Le défi polaire: repousser les limites des observations au profit de la recherche et des services climatologiques
- Author(s):
- le Secrétariat de l’OMM (Michel Rixen, David Carlson, Mike Sparrow, Boram Lee et Matthias Tuma, Programme mondial de recherche sur le climat)

La cryosphère, l’un des principaux indicateurs de l’évolution du climat mondial, joue un rôle crucial dans le système climatique. Malgré le perfectionnement des modèles numériques, la fiabilité des prévisions à longue échéance dans l’Arctique et l’Antarctique est fortement limitée par l’insuffisance d’observations systématiques in situ des glaces et des eaux sous-jacentes. Face à ce constat, le Programme mondial de recherche sur le climat (PMRC) et la Fondation Prince Albert II de Monaco ont lancé le «Défi polaire», qui récompensera la première équipe à accomplir, à l’aide d’un véhicule sous-marin autonome (VSA), une mission de 2 000 km sous la banquise de l’Arctique ou de l’Antarctique. D’autres prix seront remis à l’équipe qui aura effectué des mesures régulières de l’épaisseur de la glace et à celles qui auront transmis aux réseaux opérationnels des données environnementales et leur position sous la banquise.

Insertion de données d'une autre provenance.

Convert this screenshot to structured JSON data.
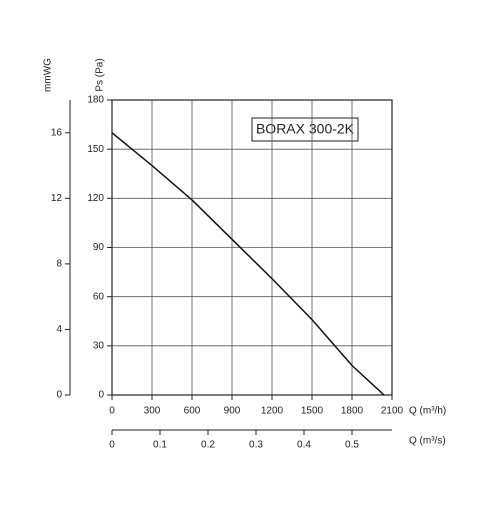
{
  "chart_data": {
    "type": "line",
    "title": "BORAX 300-2K",
    "xlabel": "Q (m³/h)",
    "ylabel": "Ps (Pa)",
    "x": [
      0,
      300,
      600,
      900,
      1200,
      1500,
      1800,
      2040
    ],
    "series": [
      {
        "color": "#111111",
        "values": [
          160,
          140,
          119,
          95,
          71,
          46,
          18,
          0
        ]
      }
    ],
    "xlim": [
      0,
      2100
    ],
    "xticks": [
      0,
      300,
      600,
      900,
      1200,
      1500,
      1800,
      2100
    ],
    "ylim": [
      0,
      180
    ],
    "yticks": [
      0,
      30,
      60,
      90,
      120,
      150,
      180
    ],
    "y2label": "mmWG",
    "y2lim": [
      0,
      18
    ],
    "y2ticks": [
      0,
      4,
      8,
      12,
      16
    ],
    "x2label": "Q (m³/s)",
    "x2lim": [
      0,
      0.5833
    ],
    "x2ticks": [
      0,
      0.1,
      0.2,
      0.3,
      0.4,
      0.5
    ],
    "grid": true
  }
}
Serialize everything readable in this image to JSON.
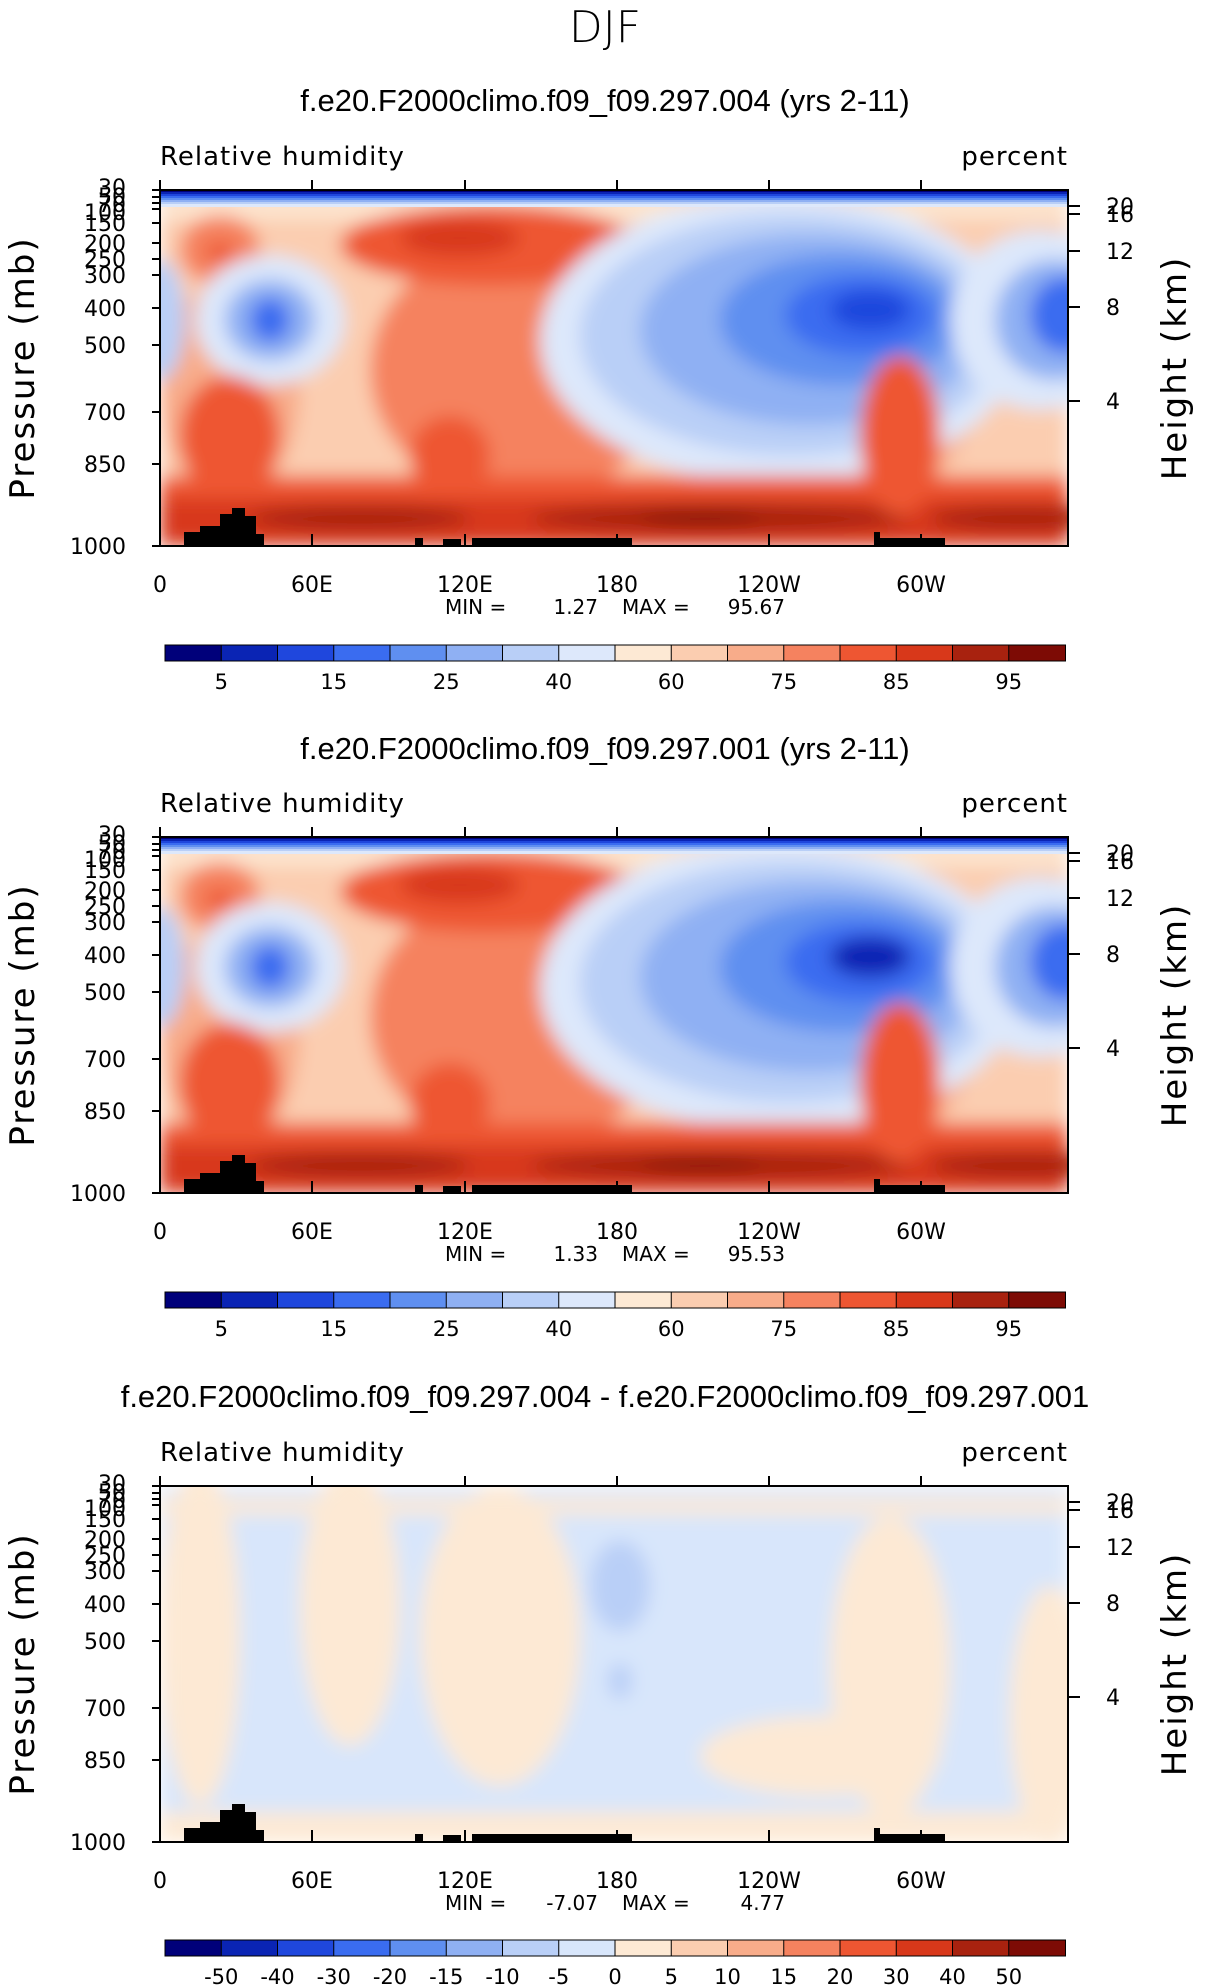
{
  "figure_title": "DJF",
  "colors": {
    "rh_levels": [
      "#00007a",
      "#0a24b4",
      "#1f47dd",
      "#3a6cf0",
      "#5f8ff0",
      "#8fb0f3",
      "#b9cff7",
      "#dde8fb",
      "#fde9d4",
      "#fbcdb0",
      "#f8ac8a",
      "#f5825f",
      "#ee5632",
      "#d8381a",
      "#a8220f",
      "#7d0b05"
    ],
    "diff_levels": [
      "#00007a",
      "#0a24b4",
      "#1f47dd",
      "#3a6cf0",
      "#5f8ff0",
      "#8fb0f3",
      "#b9cff7",
      "#d8e6fb",
      "#fde9d4",
      "#fbcdb0",
      "#f8ac8a",
      "#f5825f",
      "#ee5632",
      "#d8381a",
      "#a8220f",
      "#7d0b05"
    ]
  },
  "chart_data": [
    {
      "type": "heatmap",
      "title": "f.e20.F2000climo.f09_f09.297.004 (yrs 2-11)",
      "left_label": "Relative humidity",
      "right_label": "percent",
      "ylabel": "Pressure (mb)",
      "y2label": "Height (km)",
      "x_ticks": [
        "0",
        "60E",
        "120E",
        "180",
        "120W",
        "60W"
      ],
      "y_ticks": [
        "30",
        "50",
        "70",
        "100",
        "150",
        "200",
        "250",
        "300",
        "400",
        "500",
        "700",
        "850",
        "1000"
      ],
      "y2_ticks": [
        "20",
        "16",
        "12",
        "8",
        "4"
      ],
      "min_label": "MIN =",
      "min": "1.27",
      "max_label": "MAX =",
      "max": "95.67",
      "colorbar_labels": [
        "5",
        "15",
        "25",
        "40",
        "60",
        "75",
        "85",
        "95"
      ],
      "scale": "rh"
    },
    {
      "type": "heatmap",
      "title": "f.e20.F2000climo.f09_f09.297.001 (yrs 2-11)",
      "left_label": "Relative humidity",
      "right_label": "percent",
      "ylabel": "Pressure (mb)",
      "y2label": "Height (km)",
      "x_ticks": [
        "0",
        "60E",
        "120E",
        "180",
        "120W",
        "60W"
      ],
      "y_ticks": [
        "30",
        "50",
        "70",
        "100",
        "150",
        "200",
        "250",
        "300",
        "400",
        "500",
        "700",
        "850",
        "1000"
      ],
      "y2_ticks": [
        "20",
        "16",
        "12",
        "8",
        "4"
      ],
      "min_label": "MIN =",
      "min": "1.33",
      "max_label": "MAX =",
      "max": "95.53",
      "colorbar_labels": [
        "5",
        "15",
        "25",
        "40",
        "60",
        "75",
        "85",
        "95"
      ],
      "scale": "rh"
    },
    {
      "type": "heatmap",
      "title": "f.e20.F2000climo.f09_f09.297.004 - f.e20.F2000climo.f09_f09.297.001",
      "left_label": "Relative humidity",
      "right_label": "percent",
      "ylabel": "Pressure (mb)",
      "y2label": "Height (km)",
      "x_ticks": [
        "0",
        "60E",
        "120E",
        "180",
        "120W",
        "60W"
      ],
      "y_ticks": [
        "30",
        "50",
        "70",
        "100",
        "150",
        "200",
        "250",
        "300",
        "400",
        "500",
        "700",
        "850",
        "1000"
      ],
      "y2_ticks": [
        "20",
        "16",
        "12",
        "8",
        "4"
      ],
      "min_label": "MIN =",
      "min": "-7.07",
      "max_label": "MAX =",
      "max": "4.77",
      "colorbar_labels": [
        "-50",
        "-40",
        "-30",
        "-20",
        "-15",
        "-10",
        "-5",
        "0",
        "5",
        "10",
        "15",
        "20",
        "30",
        "40",
        "50"
      ],
      "scale": "diff"
    }
  ]
}
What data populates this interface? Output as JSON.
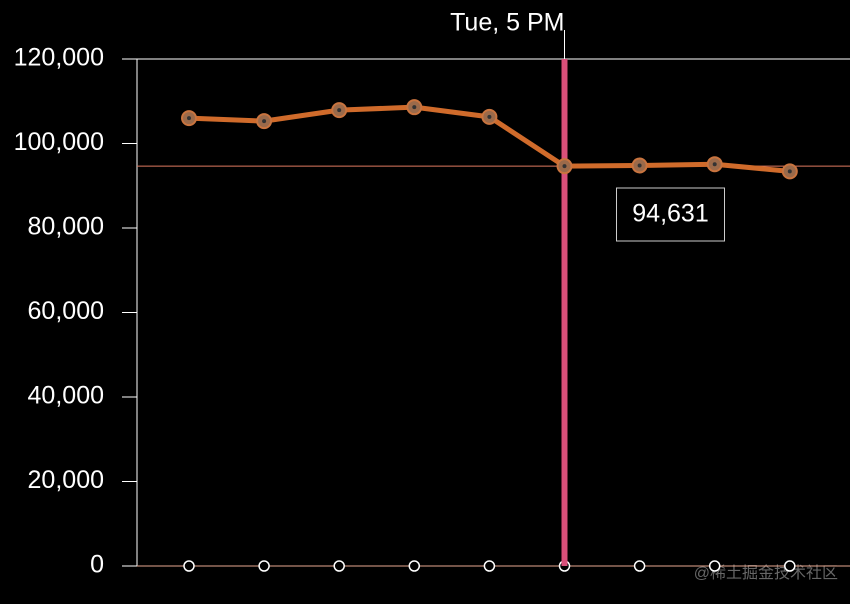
{
  "chart_data": {
    "type": "line",
    "categories": [
      null,
      null,
      null,
      null,
      null,
      "Tue, 5 PM",
      null,
      null,
      null
    ],
    "series": [
      {
        "color": "#d06b2b",
        "values": [
          106000,
          105300,
          107900,
          108600,
          106300,
          94631,
          94800,
          95100,
          93400
        ],
        "value_labels": [
          null,
          null,
          null,
          null,
          null,
          "94,631",
          null,
          null,
          null
        ]
      }
    ],
    "ylim": [
      0,
      120000
    ],
    "yticks": [
      {
        "value": 0,
        "label": "0"
      },
      {
        "value": 20000,
        "label": "20,000"
      },
      {
        "value": 40000,
        "label": "40,000"
      },
      {
        "value": 60000,
        "label": "60,000"
      },
      {
        "value": 80000,
        "label": "80,000"
      },
      {
        "value": 100000,
        "label": "100,000"
      },
      {
        "value": 120000,
        "label": "120,000"
      }
    ],
    "crosshair_color": "#d9507a",
    "watermark": "@稀土掘金技术社区"
  }
}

Les réseaux d’observation in situ de l’océan dans les régions polaires sont clairsemés et la collecte de données est inévitablement coûteuse et risquée, encore plus sous la banquise. Un nouveau paradigme est nécessaire pour compléter les observations de la Terre issues de la télédétection. Le PMRC et la Fondation préconisent l’emploi de VSA pour observer l’océan sous les glaces, car cette technique comporte peu de risques, présente un bon rapport coûts-avantages et pourrait être déployée à grande échelle.
Les défis de l’observation sous la banquise
Différents types de VSA sont déjà en service dans les régions océaniques exemptes de glace; les appareils remontent régulièrement à la surface pour déterminer leur position au moyen du GPS (Système de positionnement global) et transmettre en temps quasi réel des données sur les paramètres environnementaux. Ils sont en mesure d’effectuer des observations océanographiques de grande qualité – température, salinité, teneur en chlorophylle, niveaux de pH, entre autres – à un coût nettement moindre que les systèmes d’observation à bord de navires ou d’autres techniques classiques. Le rayon d’action, le positionnement et la transmission de données présentent de grandes difficultés pour l’exploitation de VSA sous la banquise, mais de récentes innovations – dans les systèmes d’alimentation, les techniques de navigation et les moyens de communication, par exemple – pourraient étendre leur emploi.
Le PMRC et la Fondation Prince Albert II de Monaco espèrent encourager l’innovation technologique dans ce domaine afin d’établir un réseau d’observation rentable et évolutif dans les régions couvertes de glaces de mer. Le but est d’arriver à faire ce que le réseau ARGO a accompli en haute mer.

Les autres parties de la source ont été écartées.